Na produção de leite, explica Leandro, a redução da oferta e da qualidade das pastagens fez a produção de leite cair drasticamente. No fumo, “as plantas estão com desenvolvimento reduzido, iniciando a fase de desbrote com baixo número de folhas e de tamanho reduzido. Em muitos casos, ocorre a perda de plantas e em todas as lavouras observa-se a maturação forçadas, principalmente das folhas do baixeiro”.

Segundo Leandro, o milho é a cultura mais afetada pela estiagem, a redução de produtividade é enorme e irreversível, com áreas com perda total. A cultura da soja, a semeadura está atrasada devido à falta de umidade no solo.

Três Arroios

A situação de Três Arroios também é crítica.
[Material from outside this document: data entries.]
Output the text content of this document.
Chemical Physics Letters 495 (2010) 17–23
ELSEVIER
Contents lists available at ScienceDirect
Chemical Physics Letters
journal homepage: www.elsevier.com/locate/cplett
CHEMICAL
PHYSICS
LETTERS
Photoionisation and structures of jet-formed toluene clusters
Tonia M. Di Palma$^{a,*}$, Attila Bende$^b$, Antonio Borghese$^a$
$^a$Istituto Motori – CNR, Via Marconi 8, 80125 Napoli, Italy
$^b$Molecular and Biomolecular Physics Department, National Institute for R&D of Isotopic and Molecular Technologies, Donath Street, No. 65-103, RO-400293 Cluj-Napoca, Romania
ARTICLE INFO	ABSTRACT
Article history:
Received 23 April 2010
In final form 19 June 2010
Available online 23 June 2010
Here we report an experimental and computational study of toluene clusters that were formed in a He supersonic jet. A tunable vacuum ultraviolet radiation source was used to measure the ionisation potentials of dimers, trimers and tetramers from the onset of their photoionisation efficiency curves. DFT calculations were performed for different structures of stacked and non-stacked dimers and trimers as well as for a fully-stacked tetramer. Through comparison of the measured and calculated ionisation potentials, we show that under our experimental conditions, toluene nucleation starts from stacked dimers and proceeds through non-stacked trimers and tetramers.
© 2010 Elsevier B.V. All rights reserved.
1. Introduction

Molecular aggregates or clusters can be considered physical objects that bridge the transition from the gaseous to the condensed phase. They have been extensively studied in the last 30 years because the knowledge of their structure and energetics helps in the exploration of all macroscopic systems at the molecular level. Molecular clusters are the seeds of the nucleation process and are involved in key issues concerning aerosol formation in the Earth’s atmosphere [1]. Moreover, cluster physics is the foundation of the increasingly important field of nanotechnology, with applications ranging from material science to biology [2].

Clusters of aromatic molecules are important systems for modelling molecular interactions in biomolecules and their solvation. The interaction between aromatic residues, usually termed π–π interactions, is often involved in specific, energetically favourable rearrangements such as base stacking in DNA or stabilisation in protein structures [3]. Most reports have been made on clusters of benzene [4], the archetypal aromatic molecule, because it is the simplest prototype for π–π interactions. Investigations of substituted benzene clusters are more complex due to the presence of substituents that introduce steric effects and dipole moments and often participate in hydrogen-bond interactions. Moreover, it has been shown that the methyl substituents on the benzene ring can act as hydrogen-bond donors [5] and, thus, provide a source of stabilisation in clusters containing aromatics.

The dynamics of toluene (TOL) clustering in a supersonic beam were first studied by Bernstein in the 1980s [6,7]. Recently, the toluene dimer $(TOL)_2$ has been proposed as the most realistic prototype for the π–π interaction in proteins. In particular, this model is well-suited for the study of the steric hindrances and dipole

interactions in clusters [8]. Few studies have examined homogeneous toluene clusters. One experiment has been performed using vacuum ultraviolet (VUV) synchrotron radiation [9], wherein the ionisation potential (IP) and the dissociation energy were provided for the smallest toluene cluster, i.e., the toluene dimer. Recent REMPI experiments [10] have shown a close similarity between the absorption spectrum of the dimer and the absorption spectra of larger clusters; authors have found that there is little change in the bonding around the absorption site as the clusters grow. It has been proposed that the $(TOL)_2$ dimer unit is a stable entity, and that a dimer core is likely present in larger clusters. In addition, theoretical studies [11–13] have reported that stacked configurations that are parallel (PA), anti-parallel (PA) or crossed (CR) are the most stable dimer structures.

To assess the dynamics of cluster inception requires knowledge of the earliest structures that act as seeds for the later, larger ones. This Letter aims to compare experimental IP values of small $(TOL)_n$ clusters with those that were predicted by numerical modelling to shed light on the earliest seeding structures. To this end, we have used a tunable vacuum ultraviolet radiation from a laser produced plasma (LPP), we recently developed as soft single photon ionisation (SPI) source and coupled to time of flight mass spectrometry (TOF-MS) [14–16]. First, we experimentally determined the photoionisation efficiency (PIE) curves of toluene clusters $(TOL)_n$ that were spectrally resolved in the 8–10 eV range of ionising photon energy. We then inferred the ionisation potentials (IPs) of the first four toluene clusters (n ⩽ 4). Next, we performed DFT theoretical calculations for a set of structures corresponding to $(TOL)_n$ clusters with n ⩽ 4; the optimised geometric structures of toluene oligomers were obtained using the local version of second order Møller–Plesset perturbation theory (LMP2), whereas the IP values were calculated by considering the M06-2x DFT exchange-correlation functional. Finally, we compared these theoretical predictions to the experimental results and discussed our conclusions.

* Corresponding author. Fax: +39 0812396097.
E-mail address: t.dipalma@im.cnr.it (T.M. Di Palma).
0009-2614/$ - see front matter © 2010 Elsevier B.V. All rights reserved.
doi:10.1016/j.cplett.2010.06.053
Em função da seca as perdas nas lavouras de feijão chegam a 74%; no milho para colheita do grão 40%; na lavoura de milho para silagem 50%; trigo as perdas estão em 28,3%; cevada 28% e na produção de leite 30%.

Segundo o prefeito Lírio Zarichta a estiagem está afetando o município há mais de 100 dias. Ele explica que as chuvas que ocorreram entre o mês de agosto e outubro foram irregulares e localizadas. Conforme o Escritório Municipal da Emater, do dia 1º de agosto a 9 de novembro houve um acumulado de chuva de 249 milímetros, o que representa em torno de 32% da média histórica para o período.

O prefeito ressalta que há perdas irreversíveis na produção agropecuária e no abastecimento de água do município, que tendem a se agravar mais se o regime de chuvas não se regularizar. Por exemplo, na bovinocultura de leite, os prejuízos são decorrentes da redução drástica na oferta de pasto, já que é a principal fonte de alimentação do rebanho. A quebra na cultura do milho para silagem também vai se refletir no setor, uma vez que a baixa qualidade do milho e a diminuição da quantidade irão levar a perdas futuras com índices bem superiores aos atuais.